La Virgen de la leche con Niño y ángeles de Jean Fouquet
La Virgen de la leche con Niño y ángeles de Jean Fouquet
Mientras estaba aceptando unas setas alucinógenas, se iniciaba la coronación del nuevo rey de la Cloaca España; ¿cuál es el rey de la cloaca? Imagino que si mantenemos la fe en las leyendas, será el caimán. Quise al principio mientras la fiesta de la noche se alargaba en el día y lo goces terrenales no terminaban de agotarnos, tomármelo todo a chirigota y así cuando el viejo y rijoso rey entregaba el fajín de capitán general de los Ejércitos (con mayúscula, sí con mayúscula) al también rey y además hijo y además envarado y además descendiente de pésima dinastía, sentí digo que la risa se me helaba en los labios y surgía una mezcla de grima con rabia y no tanto por lo que estaba viendo sino por cómo me lo estaban contando y así, imbuido por una necesidad de afirmación, me dispuse a escuchar y ver el largo y pomposo día que se estaba produciendo en la ciudad de Madrid al tiempo que los efectos de las setas se iban afianzando en mi cerebro.

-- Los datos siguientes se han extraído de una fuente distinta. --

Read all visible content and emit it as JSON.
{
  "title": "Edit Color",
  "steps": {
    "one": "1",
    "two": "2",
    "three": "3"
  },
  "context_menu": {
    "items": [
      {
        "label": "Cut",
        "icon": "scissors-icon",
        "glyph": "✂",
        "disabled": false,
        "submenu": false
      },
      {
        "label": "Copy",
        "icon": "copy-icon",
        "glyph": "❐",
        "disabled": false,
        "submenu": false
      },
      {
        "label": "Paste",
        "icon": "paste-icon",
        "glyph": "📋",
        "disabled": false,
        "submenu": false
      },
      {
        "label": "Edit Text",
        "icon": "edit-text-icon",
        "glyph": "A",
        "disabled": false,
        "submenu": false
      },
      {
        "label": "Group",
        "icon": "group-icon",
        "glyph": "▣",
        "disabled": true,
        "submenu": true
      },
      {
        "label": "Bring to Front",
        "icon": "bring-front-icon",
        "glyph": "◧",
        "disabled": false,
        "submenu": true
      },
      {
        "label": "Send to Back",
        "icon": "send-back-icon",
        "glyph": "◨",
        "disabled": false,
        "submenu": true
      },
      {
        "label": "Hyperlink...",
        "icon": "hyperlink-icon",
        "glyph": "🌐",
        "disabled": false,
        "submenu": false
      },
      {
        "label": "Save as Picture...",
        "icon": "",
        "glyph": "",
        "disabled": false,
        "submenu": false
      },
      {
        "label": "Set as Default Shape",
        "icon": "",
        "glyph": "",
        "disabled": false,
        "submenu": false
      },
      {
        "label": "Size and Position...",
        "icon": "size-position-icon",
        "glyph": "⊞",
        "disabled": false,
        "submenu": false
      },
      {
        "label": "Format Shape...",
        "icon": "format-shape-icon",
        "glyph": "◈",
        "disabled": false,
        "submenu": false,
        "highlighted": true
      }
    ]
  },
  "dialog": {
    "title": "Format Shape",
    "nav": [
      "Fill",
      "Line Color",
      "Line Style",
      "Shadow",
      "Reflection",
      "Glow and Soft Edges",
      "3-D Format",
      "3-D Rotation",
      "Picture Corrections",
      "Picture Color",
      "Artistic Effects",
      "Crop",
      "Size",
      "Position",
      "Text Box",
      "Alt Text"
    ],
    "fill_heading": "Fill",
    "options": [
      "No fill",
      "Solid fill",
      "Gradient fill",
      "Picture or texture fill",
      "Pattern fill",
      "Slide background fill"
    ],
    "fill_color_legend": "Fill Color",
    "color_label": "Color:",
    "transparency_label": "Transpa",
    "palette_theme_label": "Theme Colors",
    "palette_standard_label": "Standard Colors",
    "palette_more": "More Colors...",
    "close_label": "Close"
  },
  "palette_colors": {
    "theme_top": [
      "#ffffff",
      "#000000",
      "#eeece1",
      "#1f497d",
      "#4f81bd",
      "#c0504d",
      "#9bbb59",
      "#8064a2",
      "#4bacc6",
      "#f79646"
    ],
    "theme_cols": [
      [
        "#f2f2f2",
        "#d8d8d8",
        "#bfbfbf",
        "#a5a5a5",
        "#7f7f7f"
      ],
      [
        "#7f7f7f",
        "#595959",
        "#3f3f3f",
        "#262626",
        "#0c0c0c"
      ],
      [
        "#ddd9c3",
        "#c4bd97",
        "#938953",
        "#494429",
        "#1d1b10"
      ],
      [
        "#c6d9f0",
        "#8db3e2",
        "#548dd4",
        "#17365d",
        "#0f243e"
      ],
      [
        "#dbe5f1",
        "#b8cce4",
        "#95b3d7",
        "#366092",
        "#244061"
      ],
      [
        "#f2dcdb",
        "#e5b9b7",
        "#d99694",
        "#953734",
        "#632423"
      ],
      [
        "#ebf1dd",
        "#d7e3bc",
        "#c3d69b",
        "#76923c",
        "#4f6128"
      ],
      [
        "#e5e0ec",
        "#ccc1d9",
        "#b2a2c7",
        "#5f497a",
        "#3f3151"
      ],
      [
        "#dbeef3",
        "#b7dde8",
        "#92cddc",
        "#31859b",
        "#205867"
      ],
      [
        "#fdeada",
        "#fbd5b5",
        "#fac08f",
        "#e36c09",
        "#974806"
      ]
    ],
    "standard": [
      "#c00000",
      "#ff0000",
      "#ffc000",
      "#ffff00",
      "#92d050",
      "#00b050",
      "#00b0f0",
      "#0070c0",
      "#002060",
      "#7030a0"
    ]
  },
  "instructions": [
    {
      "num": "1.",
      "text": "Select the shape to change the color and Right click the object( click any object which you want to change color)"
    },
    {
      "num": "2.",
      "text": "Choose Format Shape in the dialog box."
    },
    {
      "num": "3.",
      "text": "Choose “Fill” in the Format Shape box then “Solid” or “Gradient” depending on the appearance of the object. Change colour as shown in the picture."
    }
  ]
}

La manipulación de los cerebros -hasta el momento- se basa en la repetición de una idea básica. Repetir. Repetir. Repetir. Pepetir. Mimitir. Osicrón. Gracuosoma. Berbiquí. En todas partes se repetía incensantemente las virtudes de este señor y de entre todas ellas relucía como mantra espectral eso de la preparación, Preparado, Preparado, Preparado, Preparado, Preparado, Preparado para ser rey, preparado porque ha sido preparado, menudos preparadores para el nuevo preparado, preparado en universidades, preparado en goletas, preparado en refinerías, preparado en discursos, preparado en obstetricia, preparado en marismas, preparado en alturas, preparado en veleros, preparado en bilbilitanos, preparado en curas de urgencia, preparado, preparado, qué bien, cómo está de preparado, de preparado, de preparado, de preparado. Pre-Parado (eso nunca lo estará). Las setas, esto son las setas.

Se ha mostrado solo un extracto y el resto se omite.